There are many types of meditation techniques, but nearly all of them have one instruction in common: when you discover your mind has been wandering, gently pause, observe that you have wandered, and then return to the instructions.

This act of changing direction functions as an attentional reset. It takes only a few moments, but it allows you to reset your focus, your attention, and (at least temporarily) free your mind from one task so that it can take up another.

A 15-minute meditation session might provide over a hundred opportunities for attentional resets, but you don’t need to take a 15-minute break to reset your attention. A few well-timed breaths, a short walk around your building, listening to some music, or almost any focused activity that you can give your undivided attention to, may provide a much needed reset.

I’m discovering that there is fairly large research literature on attentional resets (I’ll just call them “resets”) and I’ll try to share some of that with you. For starters, here is an article, “Hit the Reset Button in Your Brain” (D.J. Levitin, Sunday Review, NY Times, 9 Aug 2014) and two posts from this blog:

Reset with 5 Deep Breaths

Spring Break is right around the corner, and so are midterms, papers, and qualifying exams. Your chances of squeezing a meditation session into your schedule this week are probably zero, but you can still use this simple, portable, breathing technique to calm yourself down when you start to feel crazy:

1. Take a deep breath, expanding your belly. 2. Pause. 3. Exhale slowly to the count of five. 4. Repeat four times.

When you have a little more time, learn more about other controlled breathing tools: Unsure What To Do? Breathe. Exhale. Repeat. (A Quiet Place, 14 Nov 2016)

Did you have a summer vacation?

School starts again in a few weeks. For me that usually means going into overdrive wrapping up summer projects and putting together materials for the new year. If I haven’t found vacation time yet, it probably isn’t going to happen. At least that’s my usual pattern, but a recent NY Times op-ed by Daniel J. Levitin, author of “The Organized Mind: Thinking Straight in the Age of Information Overload,” explains why dodging vacation is a bad idea.

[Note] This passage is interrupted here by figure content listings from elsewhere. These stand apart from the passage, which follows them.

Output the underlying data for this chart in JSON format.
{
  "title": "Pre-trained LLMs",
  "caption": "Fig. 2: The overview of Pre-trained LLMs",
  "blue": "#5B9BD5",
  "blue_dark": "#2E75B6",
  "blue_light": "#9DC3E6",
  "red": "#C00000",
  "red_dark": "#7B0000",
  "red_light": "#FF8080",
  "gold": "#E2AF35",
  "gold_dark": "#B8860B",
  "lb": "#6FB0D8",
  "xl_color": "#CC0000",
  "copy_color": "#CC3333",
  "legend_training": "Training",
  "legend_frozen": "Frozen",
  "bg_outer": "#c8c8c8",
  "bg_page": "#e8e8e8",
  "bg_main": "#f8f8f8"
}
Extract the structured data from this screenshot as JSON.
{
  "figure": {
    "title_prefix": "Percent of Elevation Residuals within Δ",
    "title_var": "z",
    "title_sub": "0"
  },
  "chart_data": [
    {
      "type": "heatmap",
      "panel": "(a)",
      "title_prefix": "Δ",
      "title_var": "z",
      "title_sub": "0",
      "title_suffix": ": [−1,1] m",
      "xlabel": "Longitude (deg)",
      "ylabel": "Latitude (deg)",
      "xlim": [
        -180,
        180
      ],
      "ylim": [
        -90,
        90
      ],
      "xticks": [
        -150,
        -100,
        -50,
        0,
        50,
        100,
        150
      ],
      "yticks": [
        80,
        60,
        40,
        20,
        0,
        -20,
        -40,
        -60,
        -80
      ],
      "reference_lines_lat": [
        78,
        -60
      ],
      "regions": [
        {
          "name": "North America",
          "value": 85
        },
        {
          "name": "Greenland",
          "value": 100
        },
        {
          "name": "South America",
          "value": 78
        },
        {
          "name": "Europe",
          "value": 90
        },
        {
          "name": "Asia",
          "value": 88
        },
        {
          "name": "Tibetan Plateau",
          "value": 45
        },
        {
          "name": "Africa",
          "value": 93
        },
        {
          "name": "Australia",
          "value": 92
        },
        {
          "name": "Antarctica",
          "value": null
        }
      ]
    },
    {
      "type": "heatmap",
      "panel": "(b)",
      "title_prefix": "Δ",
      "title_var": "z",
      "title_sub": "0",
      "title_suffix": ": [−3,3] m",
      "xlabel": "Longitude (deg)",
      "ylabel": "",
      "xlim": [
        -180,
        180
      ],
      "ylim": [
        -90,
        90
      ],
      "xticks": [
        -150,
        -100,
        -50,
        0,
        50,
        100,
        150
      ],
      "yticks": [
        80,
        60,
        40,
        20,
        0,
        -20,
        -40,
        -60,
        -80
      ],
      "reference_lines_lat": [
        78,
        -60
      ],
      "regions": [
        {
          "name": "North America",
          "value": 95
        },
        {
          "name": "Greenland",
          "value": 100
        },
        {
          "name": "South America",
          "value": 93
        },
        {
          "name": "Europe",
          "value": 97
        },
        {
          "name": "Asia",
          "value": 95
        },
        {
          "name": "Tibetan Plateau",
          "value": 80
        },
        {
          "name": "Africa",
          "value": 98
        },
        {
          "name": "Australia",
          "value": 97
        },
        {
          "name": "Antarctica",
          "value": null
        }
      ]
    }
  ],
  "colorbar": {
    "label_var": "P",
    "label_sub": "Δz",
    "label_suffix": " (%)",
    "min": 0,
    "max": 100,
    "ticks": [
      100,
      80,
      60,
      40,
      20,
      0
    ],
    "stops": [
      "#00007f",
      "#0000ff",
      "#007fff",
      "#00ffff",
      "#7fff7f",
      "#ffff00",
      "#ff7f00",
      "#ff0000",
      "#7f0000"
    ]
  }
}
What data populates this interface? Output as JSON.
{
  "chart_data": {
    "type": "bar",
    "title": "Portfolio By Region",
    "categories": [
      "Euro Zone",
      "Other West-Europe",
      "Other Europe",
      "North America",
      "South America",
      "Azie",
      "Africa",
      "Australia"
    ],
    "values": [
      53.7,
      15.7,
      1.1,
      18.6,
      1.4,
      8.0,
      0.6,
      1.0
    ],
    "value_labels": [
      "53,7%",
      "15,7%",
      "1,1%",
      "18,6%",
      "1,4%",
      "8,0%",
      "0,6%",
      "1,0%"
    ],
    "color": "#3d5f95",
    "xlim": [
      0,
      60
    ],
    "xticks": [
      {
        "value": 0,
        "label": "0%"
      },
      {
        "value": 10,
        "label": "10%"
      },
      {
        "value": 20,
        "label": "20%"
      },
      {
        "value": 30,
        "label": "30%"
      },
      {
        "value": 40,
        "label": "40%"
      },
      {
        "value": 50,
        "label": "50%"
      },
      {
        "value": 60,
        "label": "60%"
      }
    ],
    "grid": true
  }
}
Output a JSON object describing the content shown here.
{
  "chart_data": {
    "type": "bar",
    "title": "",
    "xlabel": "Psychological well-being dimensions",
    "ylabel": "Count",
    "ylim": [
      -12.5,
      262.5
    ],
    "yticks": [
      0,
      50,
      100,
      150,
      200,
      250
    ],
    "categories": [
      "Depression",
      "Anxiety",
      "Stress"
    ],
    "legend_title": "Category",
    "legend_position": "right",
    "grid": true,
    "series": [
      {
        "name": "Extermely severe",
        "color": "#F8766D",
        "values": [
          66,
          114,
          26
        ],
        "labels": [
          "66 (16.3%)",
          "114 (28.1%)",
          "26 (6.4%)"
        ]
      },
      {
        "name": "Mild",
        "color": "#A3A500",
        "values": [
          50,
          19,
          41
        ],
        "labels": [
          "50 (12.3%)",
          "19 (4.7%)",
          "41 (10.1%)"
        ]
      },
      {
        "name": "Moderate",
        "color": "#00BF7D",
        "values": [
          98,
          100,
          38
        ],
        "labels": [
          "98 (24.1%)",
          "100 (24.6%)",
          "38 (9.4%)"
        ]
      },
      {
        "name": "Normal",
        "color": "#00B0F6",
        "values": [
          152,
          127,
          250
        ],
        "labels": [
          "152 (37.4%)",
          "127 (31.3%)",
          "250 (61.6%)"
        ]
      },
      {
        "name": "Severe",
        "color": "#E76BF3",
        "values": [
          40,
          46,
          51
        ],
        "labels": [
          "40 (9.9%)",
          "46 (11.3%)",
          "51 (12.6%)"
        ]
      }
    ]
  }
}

According to “Hit the Reset Button in Your Brain” (NY Times, Opinion, Aug. 9), there are two networks in my brain that take turns operating just like two kids going up and down on a seesaw. For my brain to be at its best, the so-called task-positive network, or central executive, needs to shut down periodically so that the task-negative network, or daydreaming mode, can have a chance to operate. More than that, I need to leave my daydreaming mode with unfettered control of my life for extended periods. Switching back and forth rapidly between the two modes just isn’t as beneficial as a good, old-fashioned, turn-the-cell/email-off vacation. Of course, what better way to take a break than sitting meditation for 30 minutes?